In 2006, a team of archaeologists of the Ancestral Mounds project of Leiden University set out to investigate these age-old monuments. Parts of two neighbouring mounds at Elst, in the municipality of Rhenen, were excavated, and numerous finds collected by amateur archaeologists were retrieved and studied. As a result, the research team was able to reconstruct the formation and histories of this barrow landscape from 2000 BC onwards. Contrary to what was initially thought, the Elst barrows appeared not to have been situated within a separate ceremonial landscape, but were rather closely linked with the world of daily living. Throughout the Bronze Age and Iron Age, people had been 'living near the dead'.
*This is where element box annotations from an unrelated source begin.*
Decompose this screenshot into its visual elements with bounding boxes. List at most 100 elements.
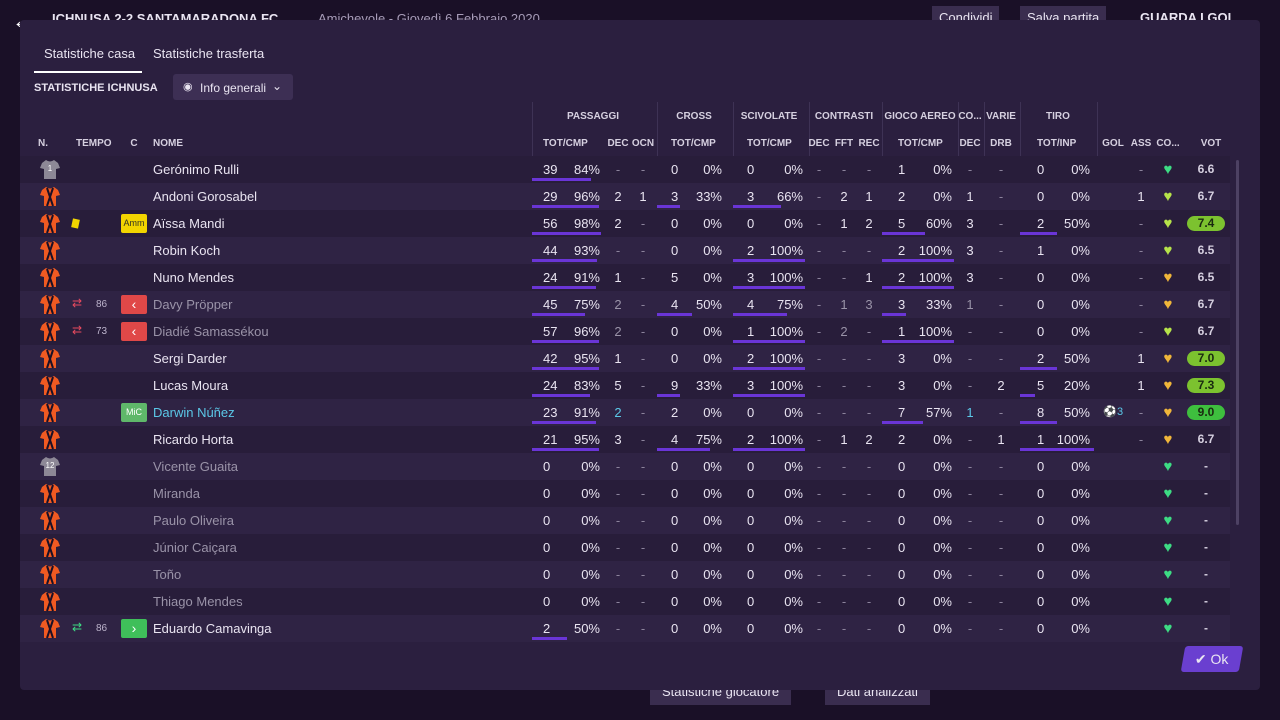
stat-cell: 33% [695, 189, 722, 204]
stat-cell: - [967, 351, 973, 366]
stat-cell: 0 [1037, 189, 1045, 204]
stat-cell: - [615, 540, 621, 555]
stat-cell: 0% [933, 486, 952, 501]
stat-cell: 50% [695, 297, 722, 312]
stat-cell: 2 [840, 189, 848, 204]
stat-cell: 1 [840, 216, 848, 231]
stat-cell: 0% [703, 486, 722, 501]
rating: - [1204, 621, 1208, 635]
stat-cell: 0% [581, 540, 600, 555]
stat-cell: 0% [581, 459, 600, 474]
stat-cell: 93% [573, 243, 600, 258]
column-header: ASS [1130, 138, 1152, 149]
stat-cell: - [866, 459, 872, 474]
stat-cell: - [866, 567, 872, 582]
stat-cell: 1 [966, 405, 974, 420]
stat-cell: - [967, 621, 973, 636]
condition-heart: ♥ [1163, 350, 1173, 367]
tab-away[interactable]: Statistiche trasferta [153, 46, 265, 61]
rating: - [1204, 594, 1208, 608]
stat-cell: - [866, 513, 872, 528]
stat-cell: 2 [1037, 351, 1045, 366]
stat-cell: - [640, 162, 646, 177]
condition-heart: ♥ [1163, 512, 1173, 529]
stat-cell: 1 [639, 189, 647, 204]
stat-cell: 0 [747, 621, 755, 636]
player-name: Toño [153, 567, 182, 582]
completion-bar [1020, 367, 1057, 370]
assists: 1 [1137, 351, 1145, 366]
column-header: GOL [1102, 138, 1124, 149]
stat-cell: 91% [573, 270, 600, 285]
condition-heart: ♥ [1163, 593, 1173, 610]
stat-cell: 0 [1037, 594, 1045, 609]
stat-cell: 0 [747, 216, 755, 231]
rating: 9.0 [1187, 405, 1225, 420]
completion-bar [532, 259, 598, 262]
completion-bar [882, 232, 926, 235]
stat-cell: - [998, 513, 1004, 528]
condition-heart: ♥ [1163, 323, 1173, 340]
stat-cell: - [866, 351, 872, 366]
stat-cell: 57 [543, 324, 558, 339]
player-name: Thiago Mendes [153, 594, 243, 609]
stat-cell: 0% [933, 594, 952, 609]
completion-bar [733, 259, 805, 262]
scrollbar[interactable] [1236, 160, 1239, 525]
assists: - [1138, 432, 1144, 447]
stat-cell: 0% [1071, 486, 1090, 501]
stat-cell: - [816, 243, 822, 258]
player-row: ⇄ 73 ‹ Diadié Samassékou 57 96% 2-0 0% 1 100% -2-1… [20, 318, 1230, 345]
stat-cell: 0% [784, 594, 803, 609]
stat-cell: - [816, 162, 822, 177]
stat-cell: 0 [1037, 486, 1045, 501]
tab-home[interactable]: Statistiche casa [44, 46, 136, 61]
stat-cell: 0% [703, 621, 722, 636]
stat-cell: 2 [898, 432, 906, 447]
stat-cell: 100% [918, 243, 952, 258]
stat-cell: - [816, 216, 822, 231]
stat-cell: 8 [1037, 405, 1045, 420]
stat-cell: - [640, 540, 646, 555]
stat-cell: - [841, 270, 847, 285]
dropdown[interactable]: ◉ Info generali ⌄ [173, 74, 293, 100]
stat-cell: 24 [543, 378, 558, 393]
stat-cell: 0% [784, 567, 803, 582]
stat-cell: 0 [898, 567, 906, 582]
stat-cell: 0% [581, 513, 600, 528]
stat-cell: 2 [614, 405, 622, 420]
stat-cell: 0% [1071, 594, 1090, 609]
stat-cell: 0% [933, 432, 952, 447]
stat-cell: 0% [581, 486, 600, 501]
stat-cell: - [615, 513, 621, 528]
completion-bar [532, 313, 585, 316]
stats-table: PASSAGGI CROSS SCIVOLATE CONTRASTI GIOCO AER… [20, 20, 1260, 690]
group-header: SCIVOLATE [740, 111, 798, 122]
column-header: FFT [834, 138, 854, 149]
stat-cell: 0% [1071, 459, 1090, 474]
rating: 6.5 [1197, 243, 1215, 257]
stat-cell: 3 [966, 243, 974, 258]
stat-cell: - [841, 621, 847, 636]
rating: - [1204, 513, 1208, 527]
stat-cell: - [967, 378, 973, 393]
stat-cell: 1 [614, 351, 622, 366]
group-header: PASSAGGI [566, 111, 620, 122]
stat-cell: - [866, 405, 872, 420]
stat-cell: 0 [747, 486, 755, 501]
stat-cell: - [816, 486, 822, 501]
stat-cell: - [841, 351, 847, 366]
player-row: ⇄ 86 › Eduardo Camavinga 2 50% - -0 0% 0 0% - - -0 0% -… [20, 615, 1230, 642]
stat-cell: 84% [573, 162, 600, 177]
stat-cell: - [967, 594, 973, 609]
stat-cell: 0 [898, 540, 906, 555]
player-row: 1 Gerónimo Rulli 39 84% - -0 0% 0 0% - - -1 0% - -0 0% -… [20, 156, 1230, 183]
stat-cell: 0 [1037, 567, 1045, 582]
stat-cell: - [640, 486, 646, 501]
stat-cell: 2 [840, 324, 848, 339]
stat-cell: - [816, 351, 822, 366]
ok-button[interactable]: ✔ Ok [1180, 646, 1244, 672]
rating: - [1204, 486, 1208, 500]
stat-cell: 57% [925, 405, 952, 420]
stat-cell: - [967, 432, 973, 447]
The finds discussed in this book include a rare example of an Early Bronze Age burial mound, examples of pottery deposition, remains of a Middle Bronze Age 'Hilversum-Period' settlement and many indications for mundane and ritual uses of the barrows in the later Iron Age.

Dr. David Fontijn is associate professor in European prehistory at Leiden University and senior research fellow at the TOPOI excellence cluster in Berlin. His research focuses on the Bronze and Iron Age and was awarded several prizes including the Praemium Erassianum study Prize for his book Sacrificial landscapes.